L'arc qui illustre le mieux les libertés qui ont été prises par la version Netflix, étant celui sur l'île d'Usopp qui s'étale sur les épisodes 3 et 4. Et qui sont les moins bons de cette adaptation de mon point de vue. La faute à un rythme qui retombe comme un soufflé. Des choix scénaristiques étonnants (notamment le dernier "échange" entre Usopp et Kaya en fin d'arc). Et des sbires totalement anecdotiques. Contrairement à Kuro, l'antagoniste principal de cet arc, que j'ai trouvé plutôt réussi et menaçant. Surtout durant cette chasse à l'homme au sein du manoir de nuit. Même si ça manquait d'un fauteur de troubles comme Django. L'hypnotiseur qui jouait des tours aux Mugiwaras, et physiquement absent de cette adaptation à mon grand regret.
Autre sbire dont je déplore la disparition, Octo. L'Homme-Poisson céphalopode au service d'Arlong, et le rival de Zoro durant l'arc d'Arlong Park dans le manga. Il avait la particularité d'utiliser six sabres. Un adversaire idéal pour un Zoro qui en manie déjà trois. J'ose espérer qu'il a été gardé de côté pour les prochaines saisons.

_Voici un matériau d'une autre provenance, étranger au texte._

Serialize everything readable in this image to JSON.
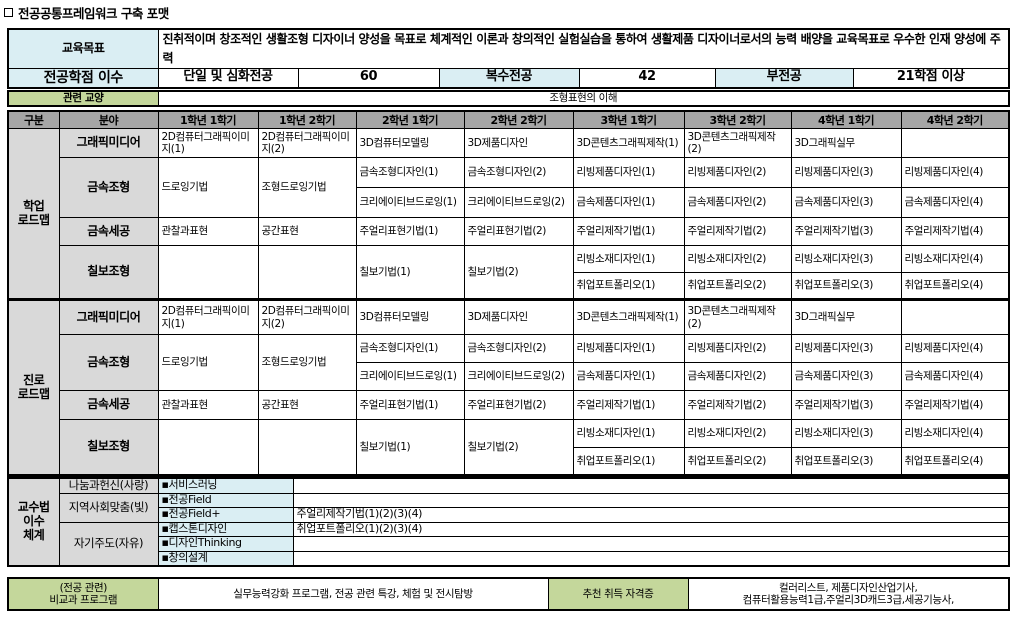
{
  "title": "전공공통프레임워크 구축 포맷",
  "goal": {
    "label": "교육목표",
    "text": "진취적이며 창조적인 생활조형 디자이너 양성을 목표로 체계적인 이론과 창의적인 실험실습을 통하여 생활제품 디자이너로서의 능력 배양을 교육목표로 우수한 인재 양성에 주력"
  },
  "credits": {
    "label": "전공학점 이수",
    "single_label": "단일 및 심화전공",
    "single_value": "60",
    "double_label": "복수전공",
    "double_value": "42",
    "minor_label": "부전공",
    "minor_value": "21학점 이상"
  },
  "related": {
    "label": "관련 교양",
    "value": "조형표현의 이해"
  },
  "roadmap": {
    "headers": [
      "구분",
      "분야",
      "1학년 1학기",
      "1학년 2학기",
      "2학년 1학기",
      "2학년 2학기",
      "3학년 1학기",
      "3학년 2학기",
      "4학년 1학기",
      "4학년 2학기"
    ],
    "sections": [
      {
        "label": "학업\n로드맵",
        "fields": [
          {
            "name": "그래픽미디어",
            "cells": [
              "2D컴퓨터그래픽이미지(1)",
              "2D컴퓨터그래픽이미지(2)",
              "3D컴퓨터모델링",
              "3D제품디자인",
              "3D콘텐츠그래픽제작(1)",
              "3D콘텐츠그래픽제작(2)",
              "3D그래픽실무",
              ""
            ]
          },
          {
            "name": "금속조형",
            "cells": [
              "드로잉기법",
              "조형드로잉기법",
              [
                "금속조형디자인(1)",
                "크리에이티브드로잉(1)"
              ],
              [
                "금속조형디자인(2)",
                "크리에이티브드로잉(2)"
              ],
              [
                "리빙제품디자인(1)",
                "금속제품디자인(1)"
              ],
              [
                "리빙제품디자인(2)",
                "금속제품디자인(2)"
              ],
              [
                "리빙제품디자인(3)",
                "금속제품디자인(3)"
              ],
              [
                "리빙제품디자인(4)",
                "금속제품디자인(4)"
              ]
            ]
          },
          {
            "name": "금속세공",
            "cells": [
              "관찰과표현",
              "공간표현",
              "주얼리표현기법(1)",
              "주얼리표현기법(2)",
              "주얼리제작기법(1)",
              "주얼리제작기법(2)",
              "주얼리제작기법(3)",
              "주얼리제작기법(4)"
            ]
          },
          {
            "name": "칠보조형",
            "cells": [
              "",
              "",
              "칠보기법(1)",
              "칠보기법(2)",
              [
                "리빙소재디자인(1)",
                "취업포트폴리오(1)"
              ],
              [
                "리빙소재디자인(2)",
                "취업포트폴리오(2)"
              ],
              [
                "리빙소재디자인(3)",
                "취업포트폴리오(3)"
              ],
              [
                "리빙소재디자인(4)",
                "취업포트폴리오(4)"
              ]
            ]
          }
        ]
      },
      {
        "label": "진로\n로드맵",
        "fields": [
          {
            "name": "그래픽미디어",
            "cells": [
              "2D컴퓨터그래픽이미지(1)",
              "2D컴퓨터그래픽이미지(2)",
              "3D컴퓨터모델링",
              "3D제품디자인",
              "3D콘텐츠그래픽제작(1)",
              "3D콘텐츠그래픽제작(2)",
              "3D그래픽실무",
              ""
            ]
          },
          {
            "name": "금속조형",
            "cells": [
              "드로잉기법",
              "조형드로잉기법",
              [
                "금속조형디자인(1)",
                "크리에이티브드로잉(1)"
              ],
              [
                "금속조형디자인(2)",
                "크리에이티브드로잉(2)"
              ],
              [
                "리빙제품디자인(1)",
                "금속제품디자인(1)"
              ],
              [
                "리빙제품디자인(2)",
                "금속제품디자인(2)"
              ],
              [
                "리빙제품디자인(3)",
                "금속제품디자인(3)"
              ],
              [
                "리빙제품디자인(4)",
                "금속제품디자인(4)"
              ]
            ]
          },
          {
            "name": "금속세공",
            "cells": [
              "관찰과표현",
              "공간표현",
              "주얼리표현기법(1)",
              "주얼리표현기법(2)",
              "주얼리제작기법(1)",
              "주얼리제작기법(2)",
              "주얼리제작기법(3)",
              "주얼리제작기법(4)"
            ]
          },
          {
            "name": "칠보조형",
            "cells": [
              "",
              "",
              "칠보기법(1)",
              "칠보기법(2)",
              [
                "리빙소재디자인(1)",
                "취업포트폴리오(1)"
              ],
              [
                "리빙소재디자인(2)",
                "취업포트폴리오(2)"
              ],
              [
                "리빙소재디자인(3)",
                "취업포트폴리오(3)"
              ],
              [
                "리빙소재디자인(4)",
                "취업포트폴리오(4)"
              ]
            ]
          }
        ]
      }
    ]
  },
  "pedagogy": {
    "label": "교수법\n이수\n체계",
    "groups": [
      {
        "name": "나눔과헌신(사랑)",
        "items": [
          {
            "method": "▪서비스러닝",
            "courses": ""
          }
        ]
      },
      {
        "name": "지역사회맞춤(빛)",
        "items": [
          {
            "method": "▪전공Field",
            "courses": ""
          },
          {
            "method": "▪전공Field+",
            "courses": "주얼리제작기법(1)(2)(3)(4)"
          }
        ]
      },
      {
        "name": "자기주도(자유)",
        "items": [
          {
            "method": "▪캡스톤디자인",
            "courses": "취업포트폴리오(1)(2)(3)(4)"
          },
          {
            "method": "▪디자인Thinking",
            "courses": ""
          },
          {
            "method": "▪창의설계",
            "courses": ""
          }
        ]
      }
    ]
  },
  "extra": {
    "label_line1": "(전공 관련)",
    "label_line2": "비교과 프로그램",
    "programs": "실무능력강화 프로그램, 전공 관련 특강,  체험 및 전시탐방",
    "cert_label": "추천 취득 자격증",
    "certs_line1": "컬러리스트, 제품디자인산업기사,",
    "certs_line2": "컴퓨터활용능력1급,주얼리3D캐드3급,세공기능사,"
  },
  "colors": {
    "header_blue": "#daeef3",
    "header_gray": "#a6a6a6",
    "label_gray": "#d9d9d9",
    "label_green": "#c4d79b"
  }
}
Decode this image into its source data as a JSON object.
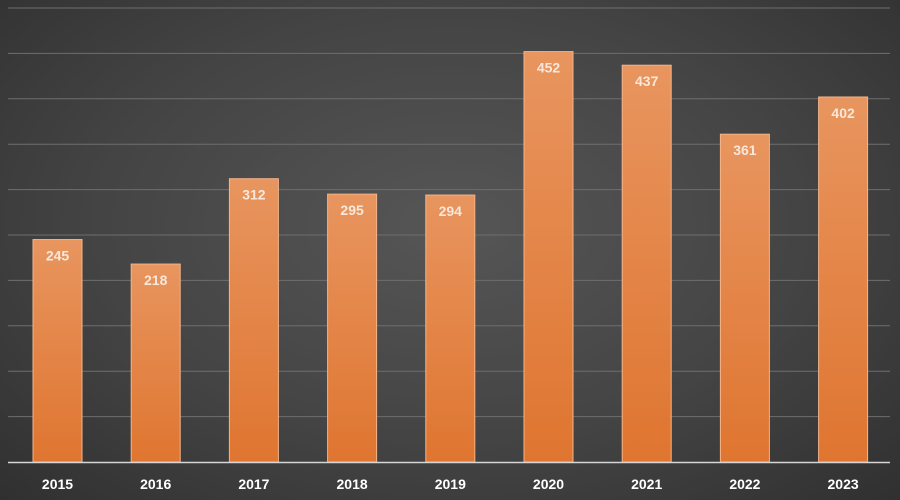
{
  "chart_data": {
    "type": "bar",
    "categories": [
      "2015",
      "2016",
      "2017",
      "2018",
      "2019",
      "2020",
      "2021",
      "2022",
      "2023"
    ],
    "values": [
      245,
      218,
      312,
      295,
      294,
      452,
      437,
      361,
      402
    ],
    "value_labels": [
      "245",
      "218",
      "312",
      "295",
      "294",
      "452",
      "437",
      "361",
      "402"
    ],
    "ylim": [
      0,
      500
    ],
    "grid": true,
    "legend": "none",
    "colors": {
      "bar_top": "#e8955f",
      "bar_bottom": "#df7530",
      "bar_edge": "#f3b48a",
      "grid": "#6e6e6e",
      "axis": "#d6d6d6",
      "data_label": "#f7e8dc",
      "tick_label": "#ffffff"
    }
  }
}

Il y a quelques moments clés de la série et du manga sur lesquels j'aimerais m'attarder. À commencer par la scène où tout commence réellement pour le jeune Luffy. La remise du Chapeau de Paille par Shanks. Un grand pirate que Luffy admirait énormément, et qui venait tout juste de lui sauver la vie d'un monstre marin au prix de son bras gauche. Une séquence qui, grâce au jeu d'acteur des concernés, a réussi à m’émouvoir malgré le fait que je la connaissais déjà. J'ose même pas imaginer ce que ça sera le jour où ces deux là se retrouveront. Ce n'est toujours pas arrivé dans le manga à l'heure où cet article est publié.
Autre scène très marquante émotionnellement, le départ de Sanji du bateau-restaurant le Baratie. Un moment d'autant plus impactant quand on sait ce que le cuistot et son chef Zeff (qui fait un excellent Gordon Ramsay dans cette série) ont traversé. Ce qui m'amène à dire que les flashbacks propres à chaque Mugiwara sont de qualité. Même s'ils sont tous tragiques.

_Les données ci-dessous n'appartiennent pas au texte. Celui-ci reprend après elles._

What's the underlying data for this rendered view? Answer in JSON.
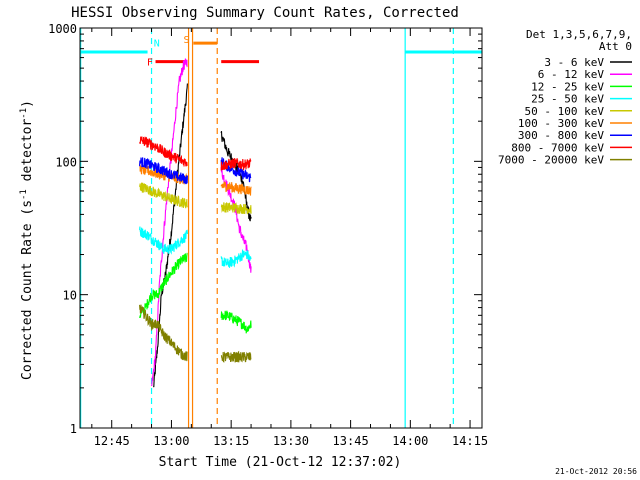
{
  "chart_data": {
    "type": "line",
    "title": "HESSI Observing Summary Count Rates, Corrected",
    "xlabel": "Start Time (21-Oct-12 12:37:02)",
    "ylabel": "Corrected Count Rate (s⁻¹ detector⁻¹)",
    "ylabel_main": "Corrected Count Rate (s",
    "ylabel_sup1": "-1",
    "ylabel_mid": " detector",
    "ylabel_sup2": "-1",
    "ylabel_end": ")",
    "yscale": "log",
    "ylim": [
      1,
      1000
    ],
    "xlim": [
      "12:37:02",
      "14:18:00"
    ],
    "xlim_minutes": [
      757.0333,
      858.0
    ],
    "yticks": [
      {
        "value": 1,
        "label": "1"
      },
      {
        "value": 10,
        "label": "10"
      },
      {
        "value": 100,
        "label": "100"
      },
      {
        "value": 1000,
        "label": "1000"
      }
    ],
    "xticks": [
      {
        "minute": 765,
        "label": "12:45"
      },
      {
        "minute": 780,
        "label": "13:00"
      },
      {
        "minute": 795,
        "label": "13:15"
      },
      {
        "minute": 810,
        "label": "13:30"
      },
      {
        "minute": 825,
        "label": "13:45"
      },
      {
        "minute": 840,
        "label": "14:00"
      },
      {
        "minute": 855,
        "label": "14:15"
      }
    ],
    "legend": {
      "header": [
        "Det 1,3,5,6,7,9,",
        "Att 0"
      ],
      "placement": "right"
    },
    "series": [
      {
        "name": "3 - 6 keV",
        "color": "#000000",
        "segments": [
          {
            "t0": 775.5,
            "t1": 784.0,
            "pts": [
              [
                775.5,
                2
              ],
              [
                776.5,
                4
              ],
              [
                777.5,
                10
              ],
              [
                778.5,
                14
              ],
              [
                780,
                30
              ],
              [
                781.5,
                80
              ],
              [
                783,
                200
              ],
              [
                784,
                350
              ]
            ]
          },
          {
            "t0": 792.5,
            "t1": 800.0,
            "pts": [
              [
                792.5,
                160
              ],
              [
                794,
                120
              ],
              [
                796,
                95
              ],
              [
                798,
                70
              ],
              [
                799,
                45
              ],
              [
                800,
                35
              ]
            ]
          }
        ]
      },
      {
        "name": "6 - 12 keV",
        "color": "#ff00ff",
        "segments": [
          {
            "t0": 775.0,
            "t1": 784.0,
            "pts": [
              [
                775,
                2
              ],
              [
                776,
                3.5
              ],
              [
                777,
                12
              ],
              [
                778,
                28
              ],
              [
                779,
                60
              ],
              [
                780,
                110
              ],
              [
                781,
                220
              ],
              [
                782,
                400
              ],
              [
                783,
                520
              ],
              [
                784,
                560
              ]
            ]
          },
          {
            "t0": 792.5,
            "t1": 800.0,
            "pts": [
              [
                792.5,
                85
              ],
              [
                794,
                65
              ],
              [
                796,
                45
              ],
              [
                797,
                32
              ],
              [
                798,
                26
              ],
              [
                799,
                22
              ],
              [
                800,
                15
              ]
            ]
          }
        ]
      },
      {
        "name": "12 - 25 keV",
        "color": "#00ff00",
        "segments": [
          {
            "t0": 772.0,
            "t1": 784.0,
            "pts": [
              [
                772,
                7
              ],
              [
                773.5,
                8
              ],
              [
                775,
                10
              ],
              [
                776.5,
                10
              ],
              [
                778,
                12
              ],
              [
                779.5,
                14
              ],
              [
                781,
                16
              ],
              [
                782.5,
                18
              ],
              [
                784,
                19
              ]
            ]
          },
          {
            "t0": 792.5,
            "t1": 800.0,
            "pts": [
              [
                792.5,
                7
              ],
              [
                794,
                7
              ],
              [
                796,
                6.5
              ],
              [
                798,
                6
              ],
              [
                799,
                5.5
              ],
              [
                800,
                6
              ]
            ]
          }
        ]
      },
      {
        "name": "25 - 50 keV",
        "color": "#00ffff",
        "segments": [
          {
            "t0": 772.0,
            "t1": 784.0,
            "pts": [
              [
                772,
                30
              ],
              [
                774,
                28
              ],
              [
                776,
                25
              ],
              [
                778,
                22
              ],
              [
                780,
                22
              ],
              [
                782,
                25
              ],
              [
                784,
                28
              ]
            ]
          },
          {
            "t0": 792.5,
            "t1": 800.0,
            "pts": [
              [
                792.5,
                18
              ],
              [
                794,
                17
              ],
              [
                796,
                18
              ],
              [
                798,
                20
              ],
              [
                799,
                20
              ],
              [
                800,
                18
              ]
            ]
          }
        ]
      },
      {
        "name": "50 - 100 keV",
        "color": "#c8c800",
        "segments": [
          {
            "t0": 772.0,
            "t1": 784.0,
            "pts": [
              [
                772,
                65
              ],
              [
                774,
                62
              ],
              [
                776,
                58
              ],
              [
                778,
                55
              ],
              [
                780,
                52
              ],
              [
                782,
                50
              ],
              [
                784,
                48
              ]
            ]
          },
          {
            "t0": 792.5,
            "t1": 800.0,
            "pts": [
              [
                792.5,
                46
              ],
              [
                794,
                45
              ],
              [
                796,
                45
              ],
              [
                798,
                44
              ],
              [
                800,
                44
              ]
            ]
          }
        ]
      },
      {
        "name": "100 - 300 keV",
        "color": "#ff8000",
        "segments": [
          {
            "t0": 772.0,
            "t1": 784.0,
            "pts": [
              [
                772,
                88
              ],
              [
                774,
                85
              ],
              [
                776,
                82
              ],
              [
                778,
                79
              ],
              [
                780,
                76
              ],
              [
                782,
                74
              ],
              [
                784,
                72
              ]
            ]
          },
          {
            "t0": 792.5,
            "t1": 800.0,
            "pts": [
              [
                792.5,
                66
              ],
              [
                794,
                65
              ],
              [
                796,
                63
              ],
              [
                798,
                62
              ],
              [
                800,
                60
              ]
            ]
          }
        ]
      },
      {
        "name": "300 - 800 keV",
        "color": "#0000ff",
        "segments": [
          {
            "t0": 772.0,
            "t1": 784.0,
            "pts": [
              [
                772,
                100
              ],
              [
                774,
                96
              ],
              [
                776,
                90
              ],
              [
                778,
                85
              ],
              [
                780,
                80
              ],
              [
                782,
                76
              ],
              [
                784,
                73
              ]
            ]
          },
          {
            "t0": 792.5,
            "t1": 800.0,
            "pts": [
              [
                792.5,
                100
              ],
              [
                794,
                92
              ],
              [
                796,
                85
              ],
              [
                798,
                80
              ],
              [
                800,
                75
              ]
            ]
          }
        ]
      },
      {
        "name": "800 - 7000 keV",
        "color": "#ff0000",
        "segments": [
          {
            "t0": 772.0,
            "t1": 784.0,
            "pts": [
              [
                772,
                145
              ],
              [
                774,
                138
              ],
              [
                776,
                130
              ],
              [
                778,
                118
              ],
              [
                780,
                110
              ],
              [
                782,
                103
              ],
              [
                784,
                98
              ]
            ]
          },
          {
            "t0": 792.5,
            "t1": 800.0,
            "pts": [
              [
                792.5,
                92
              ],
              [
                794,
                95
              ],
              [
                796,
                97
              ],
              [
                798,
                95
              ],
              [
                800,
                96
              ]
            ]
          }
        ]
      },
      {
        "name": "7000 - 20000 keV",
        "color": "#808000",
        "segments": [
          {
            "t0": 772.0,
            "t1": 784.0,
            "pts": [
              [
                772,
                8
              ],
              [
                773.5,
                7
              ],
              [
                775,
                6
              ],
              [
                776.5,
                6
              ],
              [
                778,
                5
              ],
              [
                779.5,
                4.5
              ],
              [
                781,
                4
              ],
              [
                782.5,
                3.6
              ],
              [
                784,
                3.4
              ]
            ]
          },
          {
            "t0": 792.5,
            "t1": 800.0,
            "pts": [
              [
                792.5,
                3.4
              ],
              [
                794,
                3.4
              ],
              [
                796,
                3.4
              ],
              [
                798,
                3.4
              ],
              [
                800,
                3.4
              ]
            ]
          }
        ]
      }
    ],
    "flag_bars": [
      {
        "color": "#00ffff",
        "t0": 757.0333,
        "t1": 774.0,
        "level": 660
      },
      {
        "color": "#00ffff",
        "t0": 838.7,
        "t1": 858.0,
        "level": 660
      },
      {
        "color": "#ff0000",
        "t0": 776.0,
        "t1": 784.0,
        "level": 560
      },
      {
        "color": "#ff0000",
        "t0": 792.5,
        "t1": 802.0,
        "level": 560
      },
      {
        "color": "#ff8000",
        "t0": 785.5,
        "t1": 791.5,
        "level": 770
      }
    ],
    "vlines": [
      {
        "color": "#00ffff",
        "t": 757.2,
        "style": "solid"
      },
      {
        "color": "#00ffff",
        "t": 775.0,
        "style": "dashed"
      },
      {
        "color": "#ff8000",
        "t": 784.3,
        "style": "solid"
      },
      {
        "color": "#ff8000",
        "t": 785.3,
        "style": "solid"
      },
      {
        "color": "#ff8000",
        "t": 791.5,
        "style": "dashed"
      },
      {
        "color": "#00ffff",
        "t": 838.7,
        "style": "solid"
      },
      {
        "color": "#00ffff",
        "t": 850.8,
        "style": "dashed"
      }
    ],
    "annotations": [
      {
        "text": "N",
        "color": "#00ffff",
        "t": 776.3,
        "level": 780
      },
      {
        "text": "F",
        "color": "#ff0000",
        "t": 774.6,
        "level": 560
      },
      {
        "text": "S",
        "color": "#ff8000",
        "t": 783.8,
        "level": 830
      }
    ],
    "footer_timestamp": "21-Oct-2012 20:56"
  }
}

En revanche, une scène qui fut bien meilleure dans l'anime, l'affrontement entre Zoro et Mihawk (qui a un sacré charisme). Le plus puissant épéiste de cet univers, et de surcroit l'objectif ultime de Zoro. D'une manière générale, je trouve que la plupart des combats et batailles de cette version n'arrivent pas à la cheville du matériau de base.
Le groupe vit bien
La qualité majeure de cette adaptation est incontestablement son casting. Aussi bien sur l'apparence des personnages très fidèle à leurs modèles à quelques variations près. Que par leur caractère et leur jeu d'acteur d'une grande justesse. En particulier chez l'équipage des pirates du Chapeau de Paille dont l'alchimie se ressent à l'écran et en dehors.

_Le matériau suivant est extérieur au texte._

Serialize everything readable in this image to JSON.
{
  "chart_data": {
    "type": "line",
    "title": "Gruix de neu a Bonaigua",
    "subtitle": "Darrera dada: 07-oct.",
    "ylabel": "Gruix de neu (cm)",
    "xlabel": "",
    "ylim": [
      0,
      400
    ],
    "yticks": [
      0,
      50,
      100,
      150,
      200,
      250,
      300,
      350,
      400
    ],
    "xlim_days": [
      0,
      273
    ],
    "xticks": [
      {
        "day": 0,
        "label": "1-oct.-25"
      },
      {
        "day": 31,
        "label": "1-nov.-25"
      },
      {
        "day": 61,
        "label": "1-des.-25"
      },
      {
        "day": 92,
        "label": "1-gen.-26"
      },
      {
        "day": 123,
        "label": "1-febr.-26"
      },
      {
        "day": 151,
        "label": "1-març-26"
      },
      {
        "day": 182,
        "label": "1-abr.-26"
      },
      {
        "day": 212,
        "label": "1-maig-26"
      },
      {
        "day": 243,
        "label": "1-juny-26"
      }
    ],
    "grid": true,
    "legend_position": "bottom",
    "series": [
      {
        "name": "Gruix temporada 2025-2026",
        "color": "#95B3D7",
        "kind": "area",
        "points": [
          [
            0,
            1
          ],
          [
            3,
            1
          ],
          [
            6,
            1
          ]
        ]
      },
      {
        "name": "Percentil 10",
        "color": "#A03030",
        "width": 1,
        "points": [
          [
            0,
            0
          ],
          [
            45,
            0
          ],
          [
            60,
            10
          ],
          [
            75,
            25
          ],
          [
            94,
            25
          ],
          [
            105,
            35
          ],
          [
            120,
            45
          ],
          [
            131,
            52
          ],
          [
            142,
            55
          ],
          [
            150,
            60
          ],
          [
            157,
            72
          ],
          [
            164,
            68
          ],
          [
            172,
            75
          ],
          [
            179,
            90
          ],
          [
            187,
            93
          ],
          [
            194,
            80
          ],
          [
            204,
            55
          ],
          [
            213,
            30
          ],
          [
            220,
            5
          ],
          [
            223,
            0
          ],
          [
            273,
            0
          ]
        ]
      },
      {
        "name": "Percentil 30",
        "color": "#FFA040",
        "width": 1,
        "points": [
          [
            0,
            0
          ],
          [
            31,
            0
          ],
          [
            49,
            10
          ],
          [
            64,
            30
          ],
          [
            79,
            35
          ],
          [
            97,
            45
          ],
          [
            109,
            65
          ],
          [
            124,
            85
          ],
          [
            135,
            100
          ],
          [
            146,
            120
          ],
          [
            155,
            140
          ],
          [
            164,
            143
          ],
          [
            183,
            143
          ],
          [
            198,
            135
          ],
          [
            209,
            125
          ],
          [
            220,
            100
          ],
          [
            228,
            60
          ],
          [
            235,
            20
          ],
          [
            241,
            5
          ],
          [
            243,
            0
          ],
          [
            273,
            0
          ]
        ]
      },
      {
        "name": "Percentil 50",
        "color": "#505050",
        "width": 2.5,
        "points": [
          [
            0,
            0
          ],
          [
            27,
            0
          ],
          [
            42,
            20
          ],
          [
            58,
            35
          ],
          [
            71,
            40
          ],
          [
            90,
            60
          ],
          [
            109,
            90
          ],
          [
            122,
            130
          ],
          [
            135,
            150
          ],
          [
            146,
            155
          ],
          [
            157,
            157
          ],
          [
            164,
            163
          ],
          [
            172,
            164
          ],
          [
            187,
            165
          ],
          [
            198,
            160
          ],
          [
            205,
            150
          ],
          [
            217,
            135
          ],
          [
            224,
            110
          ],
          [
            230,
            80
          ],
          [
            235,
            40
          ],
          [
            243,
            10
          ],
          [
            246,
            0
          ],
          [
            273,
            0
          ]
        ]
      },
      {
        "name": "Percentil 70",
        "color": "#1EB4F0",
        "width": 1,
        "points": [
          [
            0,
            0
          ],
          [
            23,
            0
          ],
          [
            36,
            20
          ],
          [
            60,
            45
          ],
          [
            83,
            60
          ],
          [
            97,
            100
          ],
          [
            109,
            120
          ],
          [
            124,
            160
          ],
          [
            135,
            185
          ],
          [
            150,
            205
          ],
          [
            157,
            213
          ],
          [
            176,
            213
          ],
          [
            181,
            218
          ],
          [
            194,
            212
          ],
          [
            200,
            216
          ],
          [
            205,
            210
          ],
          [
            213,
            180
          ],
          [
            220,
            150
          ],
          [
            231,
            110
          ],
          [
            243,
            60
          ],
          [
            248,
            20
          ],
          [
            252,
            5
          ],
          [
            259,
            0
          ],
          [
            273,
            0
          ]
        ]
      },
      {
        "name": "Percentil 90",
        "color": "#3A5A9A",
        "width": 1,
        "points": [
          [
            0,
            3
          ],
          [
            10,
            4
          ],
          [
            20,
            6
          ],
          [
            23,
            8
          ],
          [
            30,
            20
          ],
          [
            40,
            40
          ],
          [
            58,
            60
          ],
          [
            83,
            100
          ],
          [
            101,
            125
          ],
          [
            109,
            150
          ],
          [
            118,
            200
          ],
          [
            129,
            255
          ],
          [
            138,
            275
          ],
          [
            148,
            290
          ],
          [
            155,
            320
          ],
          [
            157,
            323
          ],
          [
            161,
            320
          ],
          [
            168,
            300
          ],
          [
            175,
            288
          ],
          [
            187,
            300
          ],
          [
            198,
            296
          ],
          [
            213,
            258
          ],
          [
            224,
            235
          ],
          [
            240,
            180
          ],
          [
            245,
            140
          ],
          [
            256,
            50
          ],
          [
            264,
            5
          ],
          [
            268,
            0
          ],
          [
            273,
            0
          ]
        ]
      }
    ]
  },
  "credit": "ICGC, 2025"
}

À commencer par Luffy incarné par Iñaki Godoy. L'acteur le plus jeune de la bande et qui physiquement et mentalement ressemble le plus à son personnage. Après visionnage de la série, j'ai du mal à imaginer un autre pour le rôle. On retrouve en lui tout ce qui caractérise cet homme élastique. Sa bonne humeur constante. Sa naïveté. Son appétit sans limites. Son obsession quasi maladive à vouloir être le roi des pirates. Et son amour pour ses compagnons.
Ensuite vient Zoro, le bretteur et le second de l'équipage. Joué par Mackenyu qui sortait tout juste de son rôle en tant que Seiya du récent film Les Chevaliers du Zodiaque évoqué plus haut. Et ayant presque éclipsé Luffy durant les premiers épisodes par son charisme et sa puissance. Notamment lors d'un duel où j'ai été surpris de le voir trancher en deux son opposant. Même le manga n'était pas aussi violent à ce niveau-là.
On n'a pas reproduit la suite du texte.